Brooks Herman, head of data and research for BrightScope, a firm that tracks retirement trends, said the total assets held in TDFs – $624 billion currently – increased in the wake of 2006 federal legislation that encouraged their use as the default option for 401(k)s and similar plans.

For example, the total assets in TDFs with targeted retirement dates in 2040, 2045, and 2050 rose last year by 34 percent, 37 percent, and 46 percent, respectively.  BrightScope did not break down how much of this growth came from contributions, versus investment gains.  But the Standard & Poor’s 500 stock index rose 26 percent in 2013, and bond returns were small or negative.

Brightscope’s Herman works in the investment business, but even his retirement savings is invested in TDFs.

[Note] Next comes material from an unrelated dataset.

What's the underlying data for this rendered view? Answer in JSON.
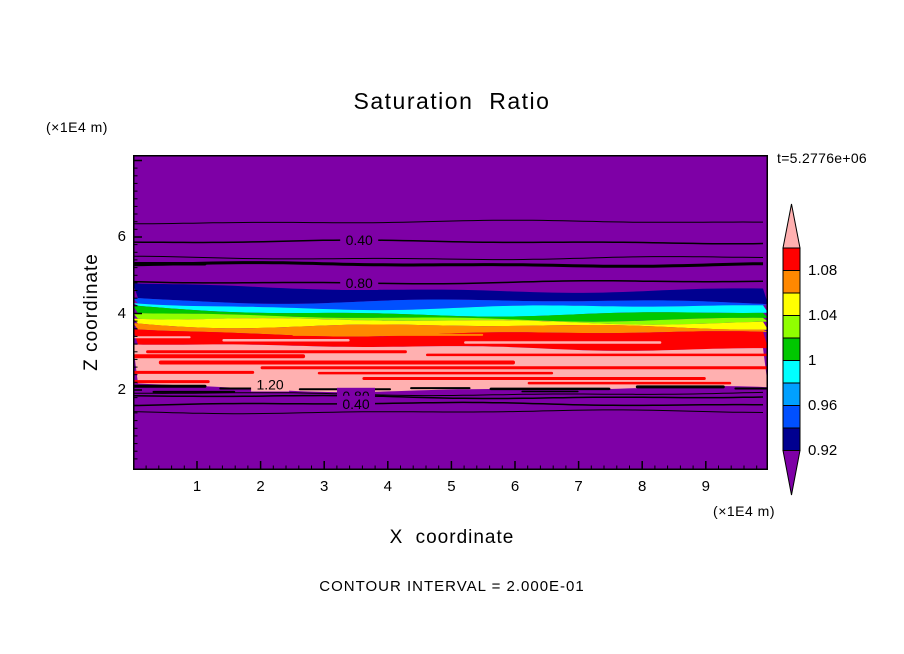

His reason no doubt resonates with others who choose that option: “I have other things to worry about,” Herman said.

4 comments
Ken Pidcock

Yeah, OK. But realize that these things are funds of funds that exist to provide every fund in a family access to clients. Which is reflected in expenses. The “complex investment decisions” from which TDFs promise to spare us aren’t really all that complex at all, but there’s serious money to be made in convincing us that they are. Caveat emptor.

Rick Patsy

Ken,

Your point is well taken but let’s not throw the baby out with the bathwater. Plan participants utilizing TDF’s will be getting at least some semblance of an appropriate investment solution as opposed to a 25 year old who is invested 100% in a money market fund. Or a participant in 2009 who moves 100% of their equity holdings into a money market or bond fund. While TDF’s a not a panacea, most participants who utilize one will end up in a far better place then if they tried to make their own asset allocation decisions.

Warren Flick

Another potential cost of target-date funds is that they continue to decrease stock allocations well into retirement, yet many retirees, especially those who maintain modest spending levels, can bear much more risk as retirement progresses. They can bear more risk because their portfolio is likely to grow through retirement while their spending needs stabilize (at least until health care expenses kick in). I’ve recently written about this on my blog, Later Living, and there is a great article in a recent issue of AAII Journal (American Association of Individual Investors).

Chris

The vast majority of investor need to be in one kind of a target date fund or another, especially for qualified retirement plans. Most employees don’t get the time to be educated, and most plans don’t provide adequate education. The alternative is target date funds. The additional cost is a pretty cheap substitute for an advisory fee.